The real key in the Blake case may have been his success, after 11 months in jail, in getting bail. Once the old actor got off on his own, found a lawyer who know how to defend him and was able to create a nice persona for himself, the outcome could have been no surprise. The fact that there was considerable testimony Blake had threatened to "whack" the wife he didn't want, and even speculated that as an actor he would be able to worm his way out of the crime, committed near his favorite restaurant, didn't count at all. The jurors found brilliant excuses for not believing any of it. After all, the two stuntmen testifying against Blake had taken drugs and might be "delusional," they said.

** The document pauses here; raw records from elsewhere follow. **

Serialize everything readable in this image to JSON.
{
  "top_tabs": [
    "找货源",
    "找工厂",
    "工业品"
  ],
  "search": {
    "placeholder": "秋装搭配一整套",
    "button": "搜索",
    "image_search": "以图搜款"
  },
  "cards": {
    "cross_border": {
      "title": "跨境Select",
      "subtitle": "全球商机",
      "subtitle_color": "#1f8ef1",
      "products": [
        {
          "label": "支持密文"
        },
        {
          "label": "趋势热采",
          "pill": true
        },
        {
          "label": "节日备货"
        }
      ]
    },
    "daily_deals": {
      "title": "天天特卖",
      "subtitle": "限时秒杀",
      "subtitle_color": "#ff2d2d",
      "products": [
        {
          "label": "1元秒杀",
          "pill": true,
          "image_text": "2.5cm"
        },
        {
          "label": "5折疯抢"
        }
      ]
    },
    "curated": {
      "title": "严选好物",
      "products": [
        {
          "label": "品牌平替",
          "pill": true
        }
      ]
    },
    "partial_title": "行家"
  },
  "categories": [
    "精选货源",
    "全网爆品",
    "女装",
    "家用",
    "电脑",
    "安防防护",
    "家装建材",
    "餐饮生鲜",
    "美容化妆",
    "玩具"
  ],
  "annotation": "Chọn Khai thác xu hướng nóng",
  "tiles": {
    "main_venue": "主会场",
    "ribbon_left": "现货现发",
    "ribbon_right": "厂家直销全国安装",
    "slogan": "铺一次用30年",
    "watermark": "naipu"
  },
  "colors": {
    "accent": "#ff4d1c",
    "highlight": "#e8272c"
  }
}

It also was a mark of success for Blake that he was able to portray his wife, Bonny Lee Bakley, as a thoroughly reprehensible woman, who seemed to have deserved getting plugged while she sat in the family car, after having inveigled the poor Blake into marriage and even refused to get an abortion.
Times reporters, in this case, the outstanding and underrated Jean Guccione, who deserves downtown billing, Andrew Blankstein and the writer of the color story, the jubilant Blake holding forth, Sam Quinones, all did a fine job.
In fact, the Times usually does a great job covering crime; we also saw it last weekend in the Atlanta and Wisconsin massacre stories. Stephanie Simon, the St. Louis-based Midwestern reporter for the Times was able to cover both the Wisconsin and Atlanta stories at virtually the same time. She is a treasure, who lives in St. Louis because her husband is a cartoonist there, but who could successfully cover World War III from a small town in Iowa.
As it has turned out, the crime stories where LAPD and Sheriff's officers shoot or beat some hapless member of a minority group, are the most serious crime stories the Times covers. They have had riotous outcomes, with occasionally half the city of Los Angeles wrecked.
The only victims in the Blake case were Blake and his wife. The wife ended up dead, and Blake says he has ended up broke, although I imagine, even at 71, he will manage to recoup. In a pinch, he could go on the speaking circuit. His is a very entertaining story.
I wonder whether there will be a Times editorial. The hapless writers of the editorial page can only be victims too, if they so much as seek to do justice to this one. After all, it is hardly a triumph for our vaunted jury system.